Sponsorship does not always require a formal role or program. It can happen in any meeting where an opportunity is being discussed and a name needs to be said. Think of the woman in your network who is ready, who has been ready, who keeps being told to wait. Say her name. Back it with specifics. That act, small as it sounds, is what changes trajectories.
A word from someone who has been on both sides of this
I wrote The Mentor’s Journey because I wanted to honour what mentorship had meant in my own life. And I stand by every word of it. But writing that book also gave me the language to see something I had not articulated clearly before: the mentors who changed my life most were the ones who eventually became my sponsors too. The ones who did not just guide me privately but advocated for me publicly.
Who said my name when I was not in the room.
Who made a phone call I did not know about that opened a door I had not known existed.

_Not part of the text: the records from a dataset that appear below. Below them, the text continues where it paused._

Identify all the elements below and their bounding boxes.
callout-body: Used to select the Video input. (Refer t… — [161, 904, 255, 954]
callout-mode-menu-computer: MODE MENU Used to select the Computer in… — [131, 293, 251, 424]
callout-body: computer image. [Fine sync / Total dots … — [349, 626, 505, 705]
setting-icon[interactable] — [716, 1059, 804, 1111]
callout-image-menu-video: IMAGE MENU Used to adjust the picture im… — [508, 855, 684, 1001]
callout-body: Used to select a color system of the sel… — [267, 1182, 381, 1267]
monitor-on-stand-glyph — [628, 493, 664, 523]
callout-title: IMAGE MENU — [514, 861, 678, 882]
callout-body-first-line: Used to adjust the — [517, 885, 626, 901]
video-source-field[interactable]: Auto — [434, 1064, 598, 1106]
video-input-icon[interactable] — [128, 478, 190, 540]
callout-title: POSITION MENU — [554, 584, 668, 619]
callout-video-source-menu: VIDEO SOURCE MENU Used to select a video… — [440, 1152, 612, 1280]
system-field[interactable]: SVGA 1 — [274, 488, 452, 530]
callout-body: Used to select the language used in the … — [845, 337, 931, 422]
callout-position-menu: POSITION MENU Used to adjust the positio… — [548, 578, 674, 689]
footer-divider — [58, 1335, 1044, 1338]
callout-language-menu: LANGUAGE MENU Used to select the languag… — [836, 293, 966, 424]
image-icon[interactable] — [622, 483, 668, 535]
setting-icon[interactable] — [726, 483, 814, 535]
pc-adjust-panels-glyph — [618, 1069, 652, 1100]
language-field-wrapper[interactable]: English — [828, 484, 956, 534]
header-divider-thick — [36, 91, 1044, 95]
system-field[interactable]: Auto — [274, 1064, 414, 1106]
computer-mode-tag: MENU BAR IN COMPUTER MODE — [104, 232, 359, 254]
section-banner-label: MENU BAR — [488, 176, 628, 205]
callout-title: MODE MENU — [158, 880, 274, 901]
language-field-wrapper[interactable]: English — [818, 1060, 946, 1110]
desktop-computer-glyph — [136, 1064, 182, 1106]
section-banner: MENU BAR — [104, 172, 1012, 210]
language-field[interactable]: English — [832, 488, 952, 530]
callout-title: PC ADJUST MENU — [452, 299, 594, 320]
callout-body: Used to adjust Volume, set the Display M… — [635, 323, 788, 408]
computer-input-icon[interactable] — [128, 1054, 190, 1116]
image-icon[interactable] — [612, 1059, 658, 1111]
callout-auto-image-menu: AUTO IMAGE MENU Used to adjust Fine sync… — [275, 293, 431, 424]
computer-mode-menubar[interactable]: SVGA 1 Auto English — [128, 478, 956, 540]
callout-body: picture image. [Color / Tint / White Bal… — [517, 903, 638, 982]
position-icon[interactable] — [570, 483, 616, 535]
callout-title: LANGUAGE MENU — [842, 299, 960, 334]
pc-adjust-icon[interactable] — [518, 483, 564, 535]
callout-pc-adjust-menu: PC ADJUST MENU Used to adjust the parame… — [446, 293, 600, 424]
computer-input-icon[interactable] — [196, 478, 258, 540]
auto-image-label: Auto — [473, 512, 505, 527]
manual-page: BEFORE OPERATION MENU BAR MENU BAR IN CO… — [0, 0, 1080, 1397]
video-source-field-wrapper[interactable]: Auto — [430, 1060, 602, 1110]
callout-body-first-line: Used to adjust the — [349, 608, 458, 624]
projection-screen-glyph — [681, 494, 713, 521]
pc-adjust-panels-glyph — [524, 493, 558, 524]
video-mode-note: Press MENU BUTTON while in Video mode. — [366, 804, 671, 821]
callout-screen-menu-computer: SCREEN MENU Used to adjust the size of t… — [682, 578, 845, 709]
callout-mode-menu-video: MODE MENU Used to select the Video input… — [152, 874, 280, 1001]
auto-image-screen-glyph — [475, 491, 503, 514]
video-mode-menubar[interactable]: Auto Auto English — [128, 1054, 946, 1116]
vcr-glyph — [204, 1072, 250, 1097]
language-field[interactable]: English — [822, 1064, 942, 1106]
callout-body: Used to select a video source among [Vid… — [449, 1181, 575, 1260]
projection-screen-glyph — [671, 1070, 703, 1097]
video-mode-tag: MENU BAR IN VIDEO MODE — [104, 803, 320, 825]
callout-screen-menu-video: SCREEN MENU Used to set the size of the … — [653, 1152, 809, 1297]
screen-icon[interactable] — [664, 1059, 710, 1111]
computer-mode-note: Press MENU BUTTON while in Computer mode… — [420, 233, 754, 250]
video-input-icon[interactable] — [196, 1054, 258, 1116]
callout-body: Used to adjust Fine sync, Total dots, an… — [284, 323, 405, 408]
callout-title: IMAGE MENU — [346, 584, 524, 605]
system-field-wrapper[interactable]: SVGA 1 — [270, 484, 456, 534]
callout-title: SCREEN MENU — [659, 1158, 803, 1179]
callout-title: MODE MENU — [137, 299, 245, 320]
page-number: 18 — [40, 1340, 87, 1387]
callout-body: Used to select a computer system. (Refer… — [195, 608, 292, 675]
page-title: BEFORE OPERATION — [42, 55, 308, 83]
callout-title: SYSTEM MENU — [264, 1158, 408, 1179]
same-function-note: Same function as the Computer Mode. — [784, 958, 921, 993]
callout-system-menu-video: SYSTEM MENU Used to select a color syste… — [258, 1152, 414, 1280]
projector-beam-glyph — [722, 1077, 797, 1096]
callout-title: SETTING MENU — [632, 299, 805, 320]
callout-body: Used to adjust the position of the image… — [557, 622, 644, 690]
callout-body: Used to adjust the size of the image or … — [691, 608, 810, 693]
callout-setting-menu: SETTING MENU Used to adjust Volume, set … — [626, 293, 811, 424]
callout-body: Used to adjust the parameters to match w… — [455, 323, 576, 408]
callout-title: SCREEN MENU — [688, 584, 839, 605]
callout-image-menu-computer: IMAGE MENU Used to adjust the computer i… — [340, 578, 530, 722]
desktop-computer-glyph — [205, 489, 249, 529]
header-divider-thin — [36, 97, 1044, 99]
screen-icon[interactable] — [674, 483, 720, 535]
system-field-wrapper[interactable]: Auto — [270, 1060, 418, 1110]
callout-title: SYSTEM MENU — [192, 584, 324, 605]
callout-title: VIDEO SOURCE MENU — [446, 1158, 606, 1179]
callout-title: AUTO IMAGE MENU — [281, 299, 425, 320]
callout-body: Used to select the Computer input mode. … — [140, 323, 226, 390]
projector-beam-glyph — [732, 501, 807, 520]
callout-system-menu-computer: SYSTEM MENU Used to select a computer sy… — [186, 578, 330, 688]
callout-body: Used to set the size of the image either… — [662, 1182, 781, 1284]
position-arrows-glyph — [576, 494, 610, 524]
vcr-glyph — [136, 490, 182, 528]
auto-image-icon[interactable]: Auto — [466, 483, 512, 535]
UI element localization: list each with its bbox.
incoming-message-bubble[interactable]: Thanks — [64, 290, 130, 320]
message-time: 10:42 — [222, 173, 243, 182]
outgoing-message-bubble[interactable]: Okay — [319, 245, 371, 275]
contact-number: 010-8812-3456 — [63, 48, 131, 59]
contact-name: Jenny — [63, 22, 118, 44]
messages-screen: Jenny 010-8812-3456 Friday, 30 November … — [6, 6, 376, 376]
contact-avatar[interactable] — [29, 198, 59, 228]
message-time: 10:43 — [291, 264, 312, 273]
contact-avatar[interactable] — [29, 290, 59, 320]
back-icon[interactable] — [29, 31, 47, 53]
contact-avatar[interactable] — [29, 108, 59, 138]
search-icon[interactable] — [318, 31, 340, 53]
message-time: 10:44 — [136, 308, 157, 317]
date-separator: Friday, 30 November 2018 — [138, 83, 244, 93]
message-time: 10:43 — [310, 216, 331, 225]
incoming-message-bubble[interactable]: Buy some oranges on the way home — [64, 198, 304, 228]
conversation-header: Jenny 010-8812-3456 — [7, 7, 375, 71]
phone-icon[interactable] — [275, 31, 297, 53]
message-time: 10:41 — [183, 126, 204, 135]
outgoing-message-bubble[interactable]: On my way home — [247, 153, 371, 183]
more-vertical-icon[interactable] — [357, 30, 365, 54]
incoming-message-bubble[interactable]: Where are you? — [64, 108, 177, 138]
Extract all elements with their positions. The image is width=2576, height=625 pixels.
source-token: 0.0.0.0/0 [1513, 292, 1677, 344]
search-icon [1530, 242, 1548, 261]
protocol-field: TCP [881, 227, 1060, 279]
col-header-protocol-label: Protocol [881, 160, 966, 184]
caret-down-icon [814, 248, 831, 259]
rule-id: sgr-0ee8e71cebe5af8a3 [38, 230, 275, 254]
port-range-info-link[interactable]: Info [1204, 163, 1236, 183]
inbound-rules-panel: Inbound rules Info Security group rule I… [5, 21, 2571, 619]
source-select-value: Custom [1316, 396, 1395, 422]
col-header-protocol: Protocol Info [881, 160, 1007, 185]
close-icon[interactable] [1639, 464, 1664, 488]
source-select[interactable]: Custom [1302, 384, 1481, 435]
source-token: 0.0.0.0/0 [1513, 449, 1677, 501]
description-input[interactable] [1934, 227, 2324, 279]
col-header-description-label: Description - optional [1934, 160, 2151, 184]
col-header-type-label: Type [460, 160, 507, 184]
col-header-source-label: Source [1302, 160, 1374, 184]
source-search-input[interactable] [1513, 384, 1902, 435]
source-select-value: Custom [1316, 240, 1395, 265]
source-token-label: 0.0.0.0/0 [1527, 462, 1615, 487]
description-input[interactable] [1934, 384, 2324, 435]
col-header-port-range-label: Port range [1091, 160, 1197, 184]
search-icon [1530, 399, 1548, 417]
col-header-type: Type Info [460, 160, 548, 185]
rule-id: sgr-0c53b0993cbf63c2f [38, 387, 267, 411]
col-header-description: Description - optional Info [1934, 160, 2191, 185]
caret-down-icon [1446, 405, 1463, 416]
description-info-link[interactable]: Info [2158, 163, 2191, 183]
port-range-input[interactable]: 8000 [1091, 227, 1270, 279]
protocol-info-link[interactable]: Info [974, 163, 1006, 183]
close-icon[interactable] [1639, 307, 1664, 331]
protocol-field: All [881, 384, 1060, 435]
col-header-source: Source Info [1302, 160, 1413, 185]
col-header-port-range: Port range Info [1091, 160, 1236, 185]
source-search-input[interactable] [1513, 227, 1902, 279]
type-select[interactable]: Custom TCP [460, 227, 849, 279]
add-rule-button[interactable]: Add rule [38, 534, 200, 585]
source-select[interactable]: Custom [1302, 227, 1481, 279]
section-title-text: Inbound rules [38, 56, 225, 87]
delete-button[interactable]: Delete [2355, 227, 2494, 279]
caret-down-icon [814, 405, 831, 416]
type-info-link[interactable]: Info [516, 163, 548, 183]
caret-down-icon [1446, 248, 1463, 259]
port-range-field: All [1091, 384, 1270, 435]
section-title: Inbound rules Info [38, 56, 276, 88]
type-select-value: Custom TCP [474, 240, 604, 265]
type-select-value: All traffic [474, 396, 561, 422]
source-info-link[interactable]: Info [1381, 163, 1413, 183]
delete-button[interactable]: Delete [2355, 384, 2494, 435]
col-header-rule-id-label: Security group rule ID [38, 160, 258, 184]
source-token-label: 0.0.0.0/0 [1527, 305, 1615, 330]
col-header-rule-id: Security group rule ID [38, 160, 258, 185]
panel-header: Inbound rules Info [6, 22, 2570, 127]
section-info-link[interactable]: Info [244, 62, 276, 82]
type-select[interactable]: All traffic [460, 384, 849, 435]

Not everyone has had that experience. Too many women—particularly Black women, women of color, disabled women, and women from working-class backgrounds—have access to plenty of advice and almost no advocacy. That is the gap we need to close. Not by abandoning mentorship, but by refusing to let it substitute for the thing that actually moves the needle.
The conversation is changing—slowly—but it is changing. And the more of us who name this clearly, who ask for what we actually need, who use our own access to advocate for others, the faster it moves.
You deserve more than good advice. You deserve someone in the room fighting for your seat at the table. If you do not have that yet, let this be the piece that helps you ask for it.
Bamidele Farinre, CSci, FIBMS, HonFellow AHCS
Chartered Biomedical Scientist | Educator | Author | Global STEM Advocate
Bamidele Farinre is the author of The Mentor’s Journey: From Learning to Leading and a contributor to the APPG on Diversity and Inclusion in STEM’s AI equity inquiry. She writes and speaks on mentorship, leadership, sponsorship, and what it takes to build systems that work for everyone. The No Ceiling Philosophy runs through everything she does: no limit on what you can learn, build, or become.